Hi,
We have one alwayson group which has only one replica(primary) and one dummy database, then we create a listener, it works fine until we found there is a IP conflict yesterday, a virtual machine was assigned same IP address, now the replica is in resolving status, and database is in recovery pending(not synchronizing).

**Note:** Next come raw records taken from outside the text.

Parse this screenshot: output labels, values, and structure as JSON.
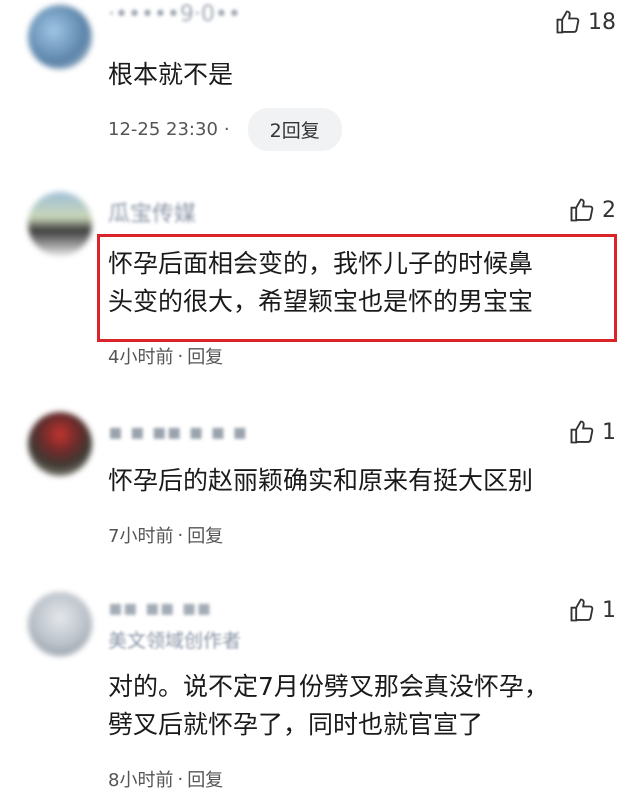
{
  "comments": [
    {
      "user": "·•••••9·0••",
      "likes": "18",
      "text_lines": [
        "根本就不是"
      ],
      "time": "12-25 23:30",
      "separator": "·",
      "reply": "2回复"
    },
    {
      "user": "瓜宝传媒",
      "likes": "2",
      "text_lines": [
        "怀孕后面相会变的，我怀儿子的时候鼻",
        "头变的很大，希望颖宝也是怀的男宝宝"
      ],
      "time": "4小时前",
      "separator": "·",
      "reply": "回复"
    },
    {
      "user": "▪ ▪ ▪▪ ▪ ▪ ▪",
      "likes": "1",
      "text_lines": [
        "怀孕后的赵丽颖确实和原来有挺大区别"
      ],
      "time": "7小时前",
      "separator": "·",
      "reply": "回复"
    },
    {
      "user": "▪▪ ▪▪ ▪▪",
      "user_sub": "美文领域创作者",
      "likes": "1",
      "text_lines": [
        "对的。说不定7月份劈叉那会真没怀孕，",
        "劈叉后就怀孕了，同时也就官宣了"
      ],
      "time": "8小时前",
      "separator": "·",
      "reply": "回复"
    }
  ],
  "colors": {
    "highlight_border": "#d9252a",
    "meta_text": "#555555",
    "name_text": "#8a95a5"
  },
  "icons": {
    "like": "thumbs-up-icon"
  }
}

I removed the alwayson availability group and tried to recreate it again.
1:
DROP AVAILABILITY GROUP [AGDB1A2];
GO
2:
Use master
Restore database [AGDB1A2] with recovery
CREATE AVAILABILITY GROUP [AGDB1A2]
WITH (AUTOMATED_BACKUP_PREFERENCE = SECONDARY)
FOR DATABASE [AGDB1A2]
REPLICA ON N'SYDCO-SSQL-1A\INSTANCE2' WITH (ENDPOINT_URL = N'TCP://test.alz.com:23', FAILOVER_MODE = MANUAL, AVAILABILITY_MODE = ASYNCHRONOUS_COMMIT, BACKUP_PRIORITY = 50, SECONDARY_ROLE(ALLOW_CONNECTIONS = NO));
GO
Until this step it is all good, then run the following t-sql statement to create listener is failed:
USE [master]
GO
ALTER AVAILABILITY GROUP [AGDB1A2]
ADD LISTENER N'AGDB1A2' (
WITH IP
((N'10.61.198.20', N'10.255.248.0')
)
, PORT=1433);
GO
Those are the logs:
1044:
Encountered a failure when attempting to create a new NetBIOS interface while bringing resource 'AGDB1A2_10.61.198.20 online (error code '1450'). The maximum number of NetBIOS names may have been exceeded.
1069:
Cluster resource 'AGDB1A2_10.61.198.20 of type 'IP Address' in clustered role 'AGDB1A2' failed.

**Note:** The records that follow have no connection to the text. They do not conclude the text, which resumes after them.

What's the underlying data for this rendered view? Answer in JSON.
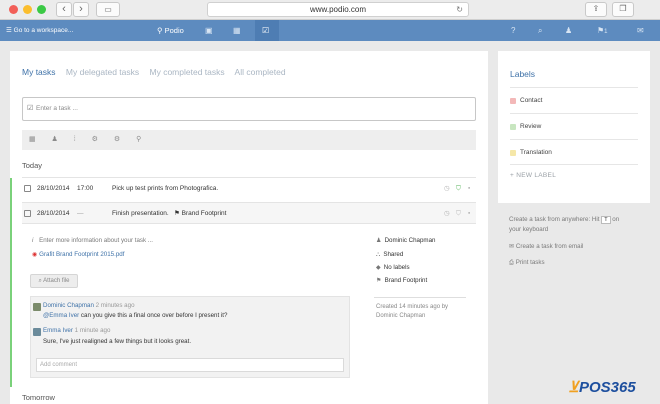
{
  "browser": {
    "url": "www.podio.com",
    "back_icon": "chevron-left-icon",
    "forward_icon": "chevron-right-icon"
  },
  "appbar": {
    "workspace_menu": "Go to a workspace...",
    "brand": "Podio",
    "menu_glyph": "☰",
    "brand_glyph": "⚲",
    "apps_glyph": "▣",
    "cal_glyph": "▦",
    "tasks_glyph": "☑",
    "help_glyph": "?",
    "search_glyph": "⌕",
    "contacts_glyph": "♟",
    "notif_glyph": "⚑",
    "notif_count": "1",
    "chat_glyph": "✉"
  },
  "tabs": [
    "My tasks",
    "My delegated tasks",
    "My completed tasks",
    "All completed"
  ],
  "task_input": {
    "placeholder": "Enter a task ..."
  },
  "toolbar_glyphs": "▦ ♟ ⁞ ⚙ ⚙ ⚲",
  "sections": {
    "today": "Today",
    "tomorrow": "Tomorrow"
  },
  "tasks": [
    {
      "date": "28/10/2014",
      "time": "17:00",
      "title": "Pick up test prints from Photografica.",
      "ref": ""
    },
    {
      "date": "28/10/2014",
      "time": "—",
      "title": "Finish presentation.",
      "ref": "Brand Footprint"
    }
  ],
  "detail": {
    "info_placeholder": "Enter more information about your task ...",
    "info_glyph": "i",
    "file": "Grafit Brand Footprint 2015.pdf",
    "attach_label": "Attach file",
    "assignee": "Dominic Chapman",
    "visibility": "Shared",
    "labels": "No labels",
    "reference": "Brand Footprint",
    "created": "Created 14 minutes ago by Dominic Chapman"
  },
  "comments": [
    {
      "author": "Dominic Chapman",
      "time": "2 minutes ago",
      "mention": "@Emma Iver",
      "text": " can you give this a final once over before I present it?"
    },
    {
      "author": "Emma Iver",
      "time": "1 minute ago",
      "mention": "",
      "text": "Sure, I've just realigned a few things but it looks great."
    }
  ],
  "add_comment_placeholder": "Add comment",
  "sidebar": {
    "title": "Labels",
    "labels": [
      {
        "name": "Contact",
        "color": "#f3b8b8"
      },
      {
        "name": "Review",
        "color": "#c8e6c0"
      },
      {
        "name": "Translation",
        "color": "#f5e7a8"
      }
    ],
    "new_label": "+ NEW LABEL"
  },
  "hints": {
    "create_anywhere_pre": "Create a task from anywhere: Hit",
    "key": "T",
    "create_anywhere_post": "on",
    "keyboard": "your keyboard",
    "from_email": "Create a task from email",
    "print": "Print tasks"
  },
  "watermark": "POS365",
  "colors": {
    "appbar": "#5d8bbf",
    "link": "#3f72a8",
    "green": "#7ad17a"
  }
}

Based on the failure policies for the resource and role, the cluster service may try to bring the resource online on this node or move the group to another node of the cluster and then restart it. Check the resource and group state using Failover Cluster Manager or the Get-ClusterResource Windows PowerShell cmdlet.
1205:
The Cluster service failed to bring clustered role 'AGDB1A2' completely online or offline. One or more resources may be in a failed state. This may impact the availability of the clustered role.
1254:
Clustered role 'AGDB1A2' has exceeded its failover threshold. It has exhausted the configured number of failover attempts within the failover period of time allotted to it and will be left in a failed state. No additional attempts will be made to bring the role online or fail it over to another node in the cluster. Please check the events associated with the failure. After the issues causing the failure are resolved the role can be brought online manually or the cluster may attempt to bring it online again after the restart delay period.
Does anyone know how to resolve it?
Thanks,
Albert